Paramount submitted multiple offers starting in September to forge an entertainment powerhouse capable of challenging Netflix and tech giants such as Apple that have expanded into media but faced rejections.
It has offered to buy the whole company at $30 per share, compared with Netflix's nearly $28 per share offer for its assets.
Paramount remains one of Hollywood's major studios, but its box office record has been uneven, with occasional franchise wins offset by periods in which its slate has trailed Disney, Universal and Warner Bros in U.S. market share.
It had sent a letter to Warner Bros, questioning the sale process and alleging the company has abandoned a fair bidding process and predetermined Netflix as the winner.
That followed reports that Warner Bros' management called the Netflix deal a "slam dunk" while speaking negatively about Paramount's offer.
Analysts and industry experts see Paramount as the best candidate for acquiring Warner Bros Discovery, given Ellison's deep pockets - backed by his father, Oracle co-founder and the world's second-richest person Larry Ellison and the close ties with the Trump administration.
U.S. President Donald Trump told reporters on Sunday the Netflix-Warner Bros combo could raise market share concerns and he would have a say on the deal.
Bloomberg News has reported Trump met Netflix co-CEO Ted Sarandos in mid-November, telling the executive Warner Bros should sell to the highest bidder.

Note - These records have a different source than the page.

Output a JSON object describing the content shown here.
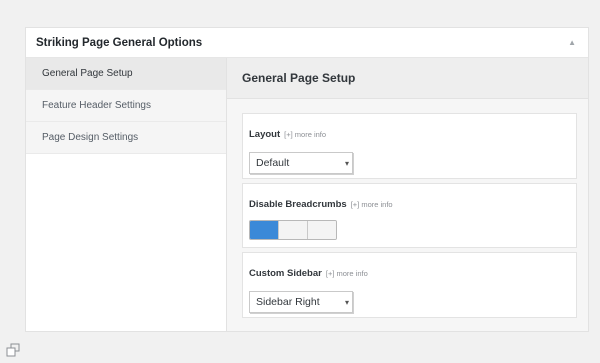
{
  "metabox": {
    "title": "Striking Page General Options",
    "toggle_icon": "chevron-up-icon"
  },
  "tabs": [
    {
      "label": "General Page Setup",
      "active": true
    },
    {
      "label": "Feature Header Settings",
      "active": false
    },
    {
      "label": "Page Design Settings",
      "active": false
    }
  ],
  "panel": {
    "title": "General Page Setup",
    "options": [
      {
        "label": "Layout",
        "more_info": "[+] more info",
        "control": "select",
        "value": "Default"
      },
      {
        "label": "Disable Breadcrumbs",
        "more_info": "[+] more info",
        "control": "toggle",
        "state": "off"
      },
      {
        "label": "Custom Sidebar",
        "more_info": "[+] more info",
        "control": "select",
        "value": "Sidebar Right"
      }
    ]
  },
  "colors": {
    "accent": "#3b89d8",
    "background": "#f1f1f1"
  }
}
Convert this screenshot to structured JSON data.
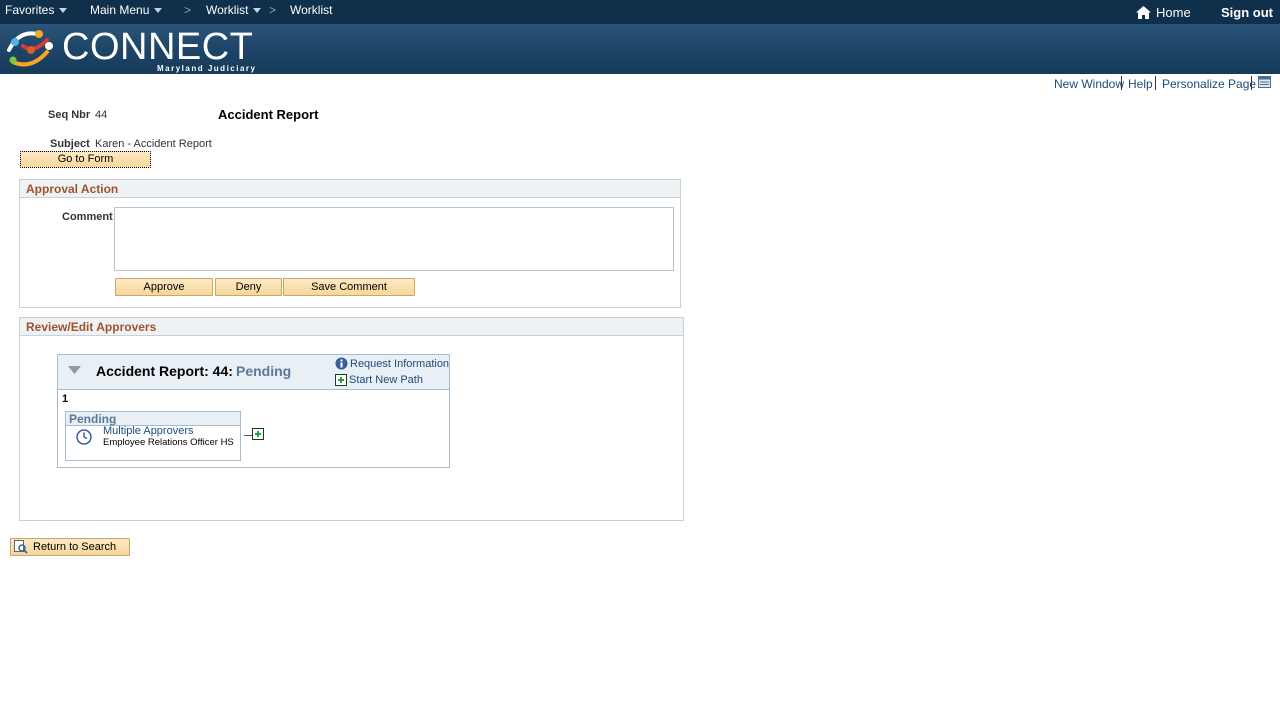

Netflix's bid has already drawn sharp criticism from bipartisan lawmakers and Hollywood unions on concerns that it could lead to job cuts as well as higher prices for consumers.
The combined company will have substantial overlap and its combined streaming revenue would decline unless Netflix doubles its prices or runs separate platforms, neither of which the brokerage expects, Morningstar analysts have said.
Looking to allay antitrust fears, Sarandos had said the deal would drive value for consumers, shareholders and talent, saying Netflix is "highly confident" in the regulatory process.
Analysts said Netflix's motivation would stem from securing exclusive, long-term control over premium IP and reducing reliance on external studios as it expands into gaming, live entertainment and broader consumer ecosystems.
Access to WBD's vast IP trove would provide immediate credibility, audience reach and merchandising potential for its gaming ambitions, an area where Netflix is still building original content and brand recognition.